今回は retrieval はフォーカス対象ではないので dummy で埋めています。

eval.py
import asyncio
import os

from ragas.metrics.base import SingleTurnMetric
from ragas.dataset_schema import SingleTurnSample
from ragas import RunConfig
from datasets import Dataset
from ragas import evaluate
from langchain_google_genai import ChatGoogleGenerativeAI

# 1. LLM (Gemini) の設定
judge_llm = ChatGoogleGenerativeAI(
    model="gemini-2.5-flash",
    temperature=0
)

# 2. custom metrics の定義
class JapanesePolitenessMetric(SingleTurnMetric):
    name: str = "japanese_politeness"
    _llm: ChatGoogleGenerativeAI

    def __init__(self, llm: ChatGoogleGenerativeAI):
        super().__init__()
        self._llm = llm

    def init(self, run_config: RunConfig):
        pass

    async def _single_turn_ascore(self, sample: SingleTurnSample, callbacks: any) -> float:
        response_text = sample.response

        prompt = f"""
        あなたは日本語の流暢さと礼儀正しさを評価する審査員です。
        以下のAIの回答が、ユーザーに対して礼儀正しい「です・ます調(敬語)」で書かれているか評価してください。

        採点基準:
        - 1.0: 非常に丁寧で適切な敬語が使われている。
        - 0.5: 敬語とタメ口が混ざっている、または少し不自然。
        - 0.0: タメ口である、または攻撃的・失礼な表現が含まれる。

        評価対象の回答:
        "{response_text}"

        出力は数値(0.0, 0.5, 1.0)のみを返してください。
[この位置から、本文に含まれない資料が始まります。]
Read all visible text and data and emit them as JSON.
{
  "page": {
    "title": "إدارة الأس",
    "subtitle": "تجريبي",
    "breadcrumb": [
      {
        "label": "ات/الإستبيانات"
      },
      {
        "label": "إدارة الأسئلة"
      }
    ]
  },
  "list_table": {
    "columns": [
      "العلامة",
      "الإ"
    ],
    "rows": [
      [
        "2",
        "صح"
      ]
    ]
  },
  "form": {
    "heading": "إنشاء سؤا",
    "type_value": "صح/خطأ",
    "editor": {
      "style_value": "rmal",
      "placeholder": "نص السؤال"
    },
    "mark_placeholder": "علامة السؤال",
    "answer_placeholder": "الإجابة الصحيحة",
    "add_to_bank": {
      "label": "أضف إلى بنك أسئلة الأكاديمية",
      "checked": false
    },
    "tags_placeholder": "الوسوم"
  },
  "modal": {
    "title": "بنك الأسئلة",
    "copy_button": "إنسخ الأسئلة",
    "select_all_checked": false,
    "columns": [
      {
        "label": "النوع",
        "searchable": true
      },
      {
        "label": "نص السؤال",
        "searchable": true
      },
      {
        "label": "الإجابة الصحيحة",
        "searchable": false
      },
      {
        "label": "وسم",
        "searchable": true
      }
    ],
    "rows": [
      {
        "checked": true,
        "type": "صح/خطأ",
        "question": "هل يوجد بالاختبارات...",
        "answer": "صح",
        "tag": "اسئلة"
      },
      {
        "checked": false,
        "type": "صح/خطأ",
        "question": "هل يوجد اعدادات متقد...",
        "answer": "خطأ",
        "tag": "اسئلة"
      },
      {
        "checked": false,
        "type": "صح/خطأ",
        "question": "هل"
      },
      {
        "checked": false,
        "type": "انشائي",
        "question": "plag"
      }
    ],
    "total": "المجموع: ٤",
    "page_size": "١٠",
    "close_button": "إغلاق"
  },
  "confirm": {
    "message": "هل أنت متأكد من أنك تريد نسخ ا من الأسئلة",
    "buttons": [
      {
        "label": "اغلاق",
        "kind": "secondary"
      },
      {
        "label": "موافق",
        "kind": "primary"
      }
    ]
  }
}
それ以外の文字は不要です。
        """

        result = await self._llm.ainvoke(prompt)

        try:
            score = float(result.content.strip())
            return score
        except ValueError:
            return 0.0

# 3. テストデータの準備
data = {
    "user_input": [
        "RAGとは何ですか?",
        "RAGとは何ですか?",
        "RAGとは何ですか?"
    ],
    "response": [
        "RAGは検索拡張生成のことです。外部データを参照して回答を生成する技術ですよ。", # 1. 良い例
        "RAGは検索拡張生成のことだ。外部データを使う。", # 2. タメ口
        "知らん。" # 3. 不適切
    ],
    "retrieved_contexts": [["dummy"], ["dummy"], ["dummy"]]
}

dataset = Dataset.from_dict(data)

# 4. 評価の実行
async def main():
    print("評価を開始します...")

    politeness_metric = JapanesePolitenessMetric(llm=judge_llm)

    results = evaluate(
        dataset=dataset,
        metrics=[politeness_metric],
        llm=judge_llm
    )

    print("\n=== 評価結果 ===")
    df = results.to_pandas()
    print(df)

if __name__ == "__main__":
    asyncio.run(main())

実装のポイント

  1. SingleTurnMetric の継承:
    Ragas v0.2 系以降では、複数回の会話ではない、シンプルな single turn の会話の評価においては、 SingleTurnMetric を継承することが推奨されています。
    _single_turn_ascore メソッドを override して、独自の採点ロジックを記述しています。

  2. Gemini に渡すプロンプト:
    prompt 変数の中で、採点基準を明確に言語化しています。指定の数値のみ返すよう指示することで parse しやすくしています。

実行結果

Docker コンテナを立ち上げて実行します。

$ docker compose run ragas-eval

出力

=== 評価結果 ===
                                            response  japanese_politeness
0  RAGは検索拡張生成のことです。外部データを参照して回答を生成する技術ですよ。                  1.0
1                RAGは検索拡張生成のことだ。外部データを使う。                  0.5
2                                           知らん。                  0.0

意図どおりの結果が出力されました!

まとめ

Ragas の custom metrics 機能を使うことで、デフォルトの指標では測れない独自の評価指標を自動テストに組み込むことができます。
このような指標を定義し、それを改善するための開発サイクルを回すことで、目的に合った RAG システムが構築できるとよいですね。